CSB Professor Daphne Goring has been awarded the CSPB Gold Medal, the highest honour from the Canadian Society of Plant Biologists (CSPB).

Goring is being celebrated for her ground-breaking research on flowering plants that revealed fundamental aspects of biology in the molecular processes that prevent plants from inbreeding and that promote successful reproduction.

Her group has made major contributions by identifying and characterizing novel components in pollen-pistil recognition including receptor kinases and downstream protein effectors, as well as cellular responses such as secretion and autophagy.

Before pollen can fertilize an ovule, it must land on the plant pistil and make its way inside to the ovule. Goring and her students probe the cell-to-cell signals between pistil and pollen and the changes provoked in both by contact between pollen and stigmatic papillae.

These studies required a detailed analysis of the genetic components of self-incompatibility that prevent inbreeding as well as the components that promote compatible pollen-pistil interactions. The Goring lab identified multiple receptor kinases that regulate these responses and identified downstream factors activated by these receptor kinases.

Enthusiastic exploration of the cellular responses to pollen meant Goring’s lab was the first to demonstrate the core mechanism of self-incompatibility: ubiquitination and proteasomal degradation of compatibility factors in the pistil, which in turn leads to pollen rejection.

Goring’s career passed through universities as diverse as Trent, McGill, Guelph and Toronto and encompassed both animal and plant studies. She knew early on that she wanted to study biology, and although she did not have an overall career plan, each step was carefully considered and led to new levels of excellence in her fields.

While finishing her PhD dissertation, Goring observed that application of molecular biology to plant sciences was just getting started. She was eager to explore this frontier, and comfortable with horticulture as her mother was an amateur botanist.

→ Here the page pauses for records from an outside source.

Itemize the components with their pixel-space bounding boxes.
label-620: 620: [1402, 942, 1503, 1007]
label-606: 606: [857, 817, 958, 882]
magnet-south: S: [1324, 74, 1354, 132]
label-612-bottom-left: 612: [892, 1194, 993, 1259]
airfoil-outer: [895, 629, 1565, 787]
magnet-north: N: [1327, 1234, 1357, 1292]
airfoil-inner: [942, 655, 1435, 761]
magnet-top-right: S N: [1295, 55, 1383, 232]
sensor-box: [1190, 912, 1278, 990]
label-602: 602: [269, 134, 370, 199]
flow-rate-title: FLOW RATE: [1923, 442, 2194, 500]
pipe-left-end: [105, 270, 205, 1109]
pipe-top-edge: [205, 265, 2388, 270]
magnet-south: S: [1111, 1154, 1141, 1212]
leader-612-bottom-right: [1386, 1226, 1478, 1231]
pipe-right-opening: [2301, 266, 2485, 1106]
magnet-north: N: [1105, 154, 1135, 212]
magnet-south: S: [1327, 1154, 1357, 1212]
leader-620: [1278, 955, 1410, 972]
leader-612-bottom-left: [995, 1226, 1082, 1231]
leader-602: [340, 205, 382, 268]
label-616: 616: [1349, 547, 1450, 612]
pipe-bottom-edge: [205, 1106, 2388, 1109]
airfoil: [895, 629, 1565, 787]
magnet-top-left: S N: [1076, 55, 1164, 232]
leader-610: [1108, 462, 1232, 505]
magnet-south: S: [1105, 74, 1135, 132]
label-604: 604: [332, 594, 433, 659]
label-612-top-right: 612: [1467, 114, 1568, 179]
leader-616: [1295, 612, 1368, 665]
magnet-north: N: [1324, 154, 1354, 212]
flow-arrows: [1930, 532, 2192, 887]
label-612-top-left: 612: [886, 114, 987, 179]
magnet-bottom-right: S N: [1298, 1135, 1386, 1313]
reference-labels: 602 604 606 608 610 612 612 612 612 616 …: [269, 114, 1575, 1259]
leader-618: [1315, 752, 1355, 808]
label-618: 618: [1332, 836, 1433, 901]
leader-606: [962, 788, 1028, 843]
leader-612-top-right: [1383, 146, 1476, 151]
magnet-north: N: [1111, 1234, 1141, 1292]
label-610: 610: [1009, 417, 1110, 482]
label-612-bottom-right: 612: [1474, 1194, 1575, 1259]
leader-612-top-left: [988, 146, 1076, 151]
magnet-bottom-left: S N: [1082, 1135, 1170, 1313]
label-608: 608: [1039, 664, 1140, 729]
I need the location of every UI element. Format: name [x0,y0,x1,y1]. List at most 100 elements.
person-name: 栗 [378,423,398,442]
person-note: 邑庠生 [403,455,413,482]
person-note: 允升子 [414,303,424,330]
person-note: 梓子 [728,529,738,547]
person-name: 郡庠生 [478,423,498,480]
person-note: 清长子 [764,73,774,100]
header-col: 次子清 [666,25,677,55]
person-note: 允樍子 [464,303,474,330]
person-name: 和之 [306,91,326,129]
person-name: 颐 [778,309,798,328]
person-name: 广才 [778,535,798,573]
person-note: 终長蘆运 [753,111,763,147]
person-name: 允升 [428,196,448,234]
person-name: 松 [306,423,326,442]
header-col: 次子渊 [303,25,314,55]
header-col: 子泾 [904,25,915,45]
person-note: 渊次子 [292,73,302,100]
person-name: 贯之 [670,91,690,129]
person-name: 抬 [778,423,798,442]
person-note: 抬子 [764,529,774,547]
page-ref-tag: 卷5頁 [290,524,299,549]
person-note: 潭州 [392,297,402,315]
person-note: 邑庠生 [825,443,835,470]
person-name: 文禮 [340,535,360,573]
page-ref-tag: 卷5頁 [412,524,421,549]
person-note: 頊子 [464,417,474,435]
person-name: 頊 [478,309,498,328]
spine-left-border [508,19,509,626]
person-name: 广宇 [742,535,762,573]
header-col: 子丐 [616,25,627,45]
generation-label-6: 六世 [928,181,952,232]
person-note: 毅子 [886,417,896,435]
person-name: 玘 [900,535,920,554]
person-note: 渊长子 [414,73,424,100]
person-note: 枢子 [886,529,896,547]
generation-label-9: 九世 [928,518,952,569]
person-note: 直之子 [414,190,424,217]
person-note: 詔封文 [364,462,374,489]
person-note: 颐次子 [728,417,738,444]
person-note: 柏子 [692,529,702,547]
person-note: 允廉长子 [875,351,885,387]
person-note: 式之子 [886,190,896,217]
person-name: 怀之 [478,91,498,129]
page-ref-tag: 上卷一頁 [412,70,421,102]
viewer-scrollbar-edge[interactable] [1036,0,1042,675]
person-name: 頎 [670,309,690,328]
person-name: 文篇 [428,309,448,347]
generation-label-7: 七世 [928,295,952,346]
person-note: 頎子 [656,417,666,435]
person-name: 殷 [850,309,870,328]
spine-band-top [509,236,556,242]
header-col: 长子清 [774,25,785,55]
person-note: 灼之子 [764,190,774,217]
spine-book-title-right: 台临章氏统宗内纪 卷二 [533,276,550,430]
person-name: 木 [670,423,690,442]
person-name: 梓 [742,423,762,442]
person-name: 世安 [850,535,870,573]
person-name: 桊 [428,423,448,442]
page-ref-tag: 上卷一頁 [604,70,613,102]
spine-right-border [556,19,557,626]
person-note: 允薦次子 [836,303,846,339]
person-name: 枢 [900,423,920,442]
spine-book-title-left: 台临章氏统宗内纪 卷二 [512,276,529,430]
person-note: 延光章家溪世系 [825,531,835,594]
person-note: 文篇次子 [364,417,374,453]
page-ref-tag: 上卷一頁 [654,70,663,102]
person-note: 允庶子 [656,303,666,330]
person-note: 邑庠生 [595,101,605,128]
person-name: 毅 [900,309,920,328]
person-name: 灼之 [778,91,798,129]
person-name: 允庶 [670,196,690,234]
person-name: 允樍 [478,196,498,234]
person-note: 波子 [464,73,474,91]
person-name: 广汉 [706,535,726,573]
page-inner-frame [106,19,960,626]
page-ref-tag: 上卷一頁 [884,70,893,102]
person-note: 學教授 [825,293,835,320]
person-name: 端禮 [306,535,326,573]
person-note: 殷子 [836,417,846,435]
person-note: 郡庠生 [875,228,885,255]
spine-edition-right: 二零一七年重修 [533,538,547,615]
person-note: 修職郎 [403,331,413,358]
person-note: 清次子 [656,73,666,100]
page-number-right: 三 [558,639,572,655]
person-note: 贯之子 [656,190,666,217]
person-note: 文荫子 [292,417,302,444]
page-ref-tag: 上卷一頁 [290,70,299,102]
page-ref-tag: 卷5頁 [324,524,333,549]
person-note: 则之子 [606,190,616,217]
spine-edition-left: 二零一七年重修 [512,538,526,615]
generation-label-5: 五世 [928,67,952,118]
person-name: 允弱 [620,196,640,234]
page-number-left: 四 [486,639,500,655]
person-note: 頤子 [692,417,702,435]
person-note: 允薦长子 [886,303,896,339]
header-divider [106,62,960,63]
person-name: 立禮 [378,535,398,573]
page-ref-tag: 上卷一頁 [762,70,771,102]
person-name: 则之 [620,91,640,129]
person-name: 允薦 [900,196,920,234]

Goring turned her attention to plant molecular genetics as a postdoctoral fellow at the University of Guelph (1990). This led to professorships, first at York University (1993-2001), and then at the University of Toronto starting in 2001.

Over the course of her career, Goring has published in Science, PNAS, Plant Cell and other prestigious journals where her work, collectively, has been cited more than 6800 times.

In recognition of her scientific achievements, Dr. Goring received the C.D. Nelson Award from the Canadian Society of Plant Biologists (CSBP, 2001), an NSERC Tier I Canada Research Chair (2005-2012), and was elected as a Fellow to the American Association for the Advancement of Science (AAAS Fellow) in 2011.

The CSPB Gold Medal also recognizes her leading role in the plant sciences community as a mentor and organizer. She serves as an editor for scientific journals and reviewer for academic grants. To date, she has supervised 26 graduate students, over 60 undergraduates, and taught foundational courses in Cell & Molecular Biology and Plant Biotechnology. She has been integral to running CSPB, and in planning meetings to expose the excellence of plant sciences in Canada.

Dr Goring has had an outstanding research career, and her colleagues in the plant biology community have been the benefactors of her enthusiastic efforts to raise awareness of plant biology in Canada. The CSPB Society Gold Medal is a fitting and well-earned recognition of Dr. Goring’s remarkable achievements.